El libro de los Proverbios compara la virtud de los hombres de la tierra a la de una mujer virtuosa que teme al Señor y contrapone a esta mujer con otra llena de hermosura y superficialidad, expuestas a la caducidad, mientras que sólo la virtud es el fundamento de la verdadera felicidad y objeto de alabanza a Dios. El virtuoso merecerá al fin de su vida, oír el elogio de Jesús: “bien siervo fiel, (…), pasa al banquete de tu Señor” (Mt. 25,21).
 
Este siervo fiel, dice el Evangelio, no derrocha su vida en pasatiempos vanos o en la ociosidad, sino que multiplica con amor inteligente los dones (talentos) recibidos de Dios.

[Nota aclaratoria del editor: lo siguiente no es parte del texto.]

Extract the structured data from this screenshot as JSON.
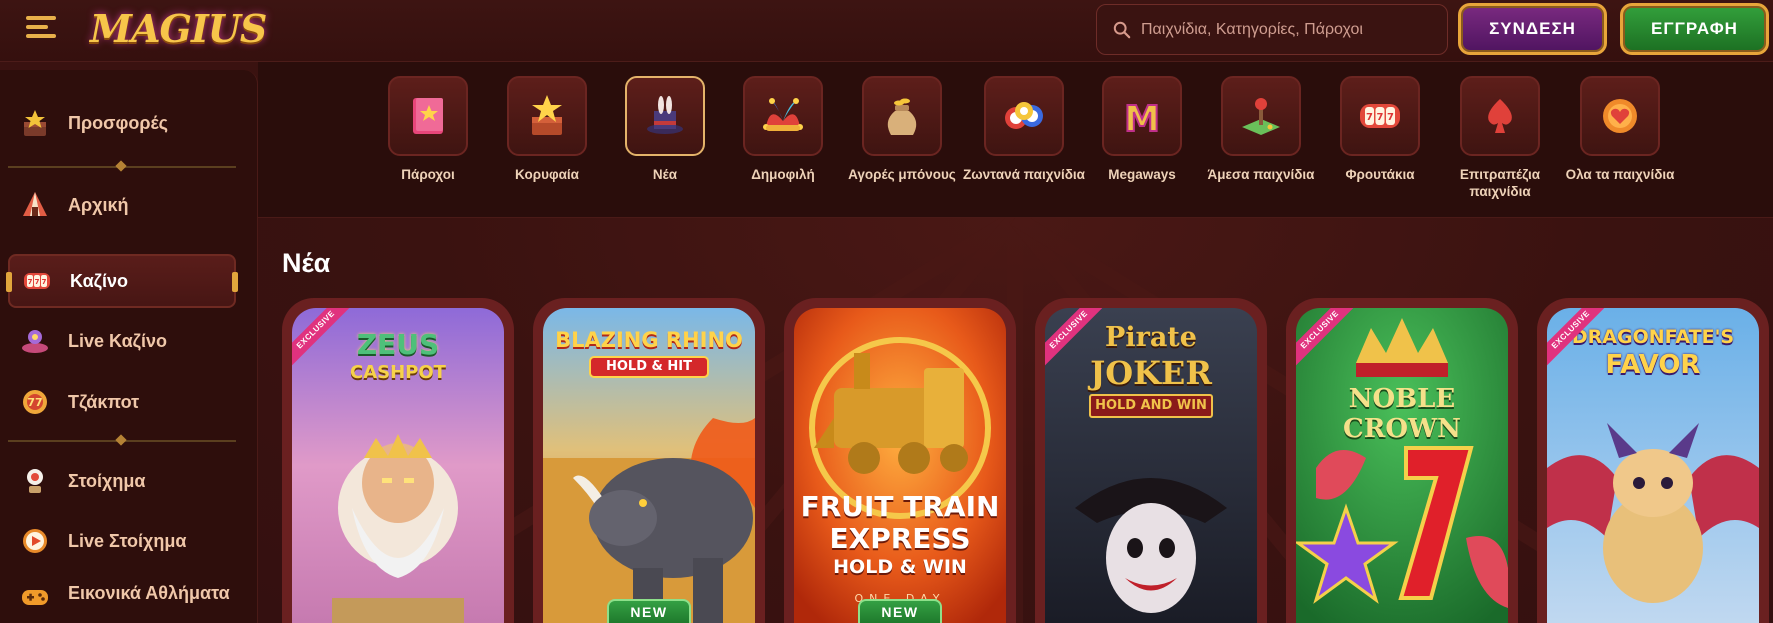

Cada uno de nosotros recibe dones que debemos trabajar con inteligencia y -sometidos a la gracia de Dios- multiplicarlos en la vida y hacerlos crecer. Entre ellos el don de la vida, a la que debemos proteger y cuidar, la capacidad de entender y querer, de amar y de obrar, la gracia, la caridad, y las virtudes que vienen de lo alto: la fe, la esperanza y el amor de Dios y el llamado personal de Dios a su servicio. A cada uno Dios otorga lo que necesitamos vivir para construir el mundo y salvarnos. No nos toca medir lo poco o lo mucho que cada uno ha recibido, sino hacerlos fructificar con inteligencia y libertad. Es falsa humildad no reconocer los dones que el Señor nos ha regalado y es pereza y ociosidad el dejarlos inactivos o dejarlos morir.
 
Es por eso que a quienes trabajan esos talentos -como dones de Dios y en la espera de Dios- el Señor los compensará ya en esta tierra y los invitará a pasar a su banquete eterno, a la comunión en su vida y felicidad eternas. Pidamos a María, nuestra madre, nos asista en una espera fructífera del Señor.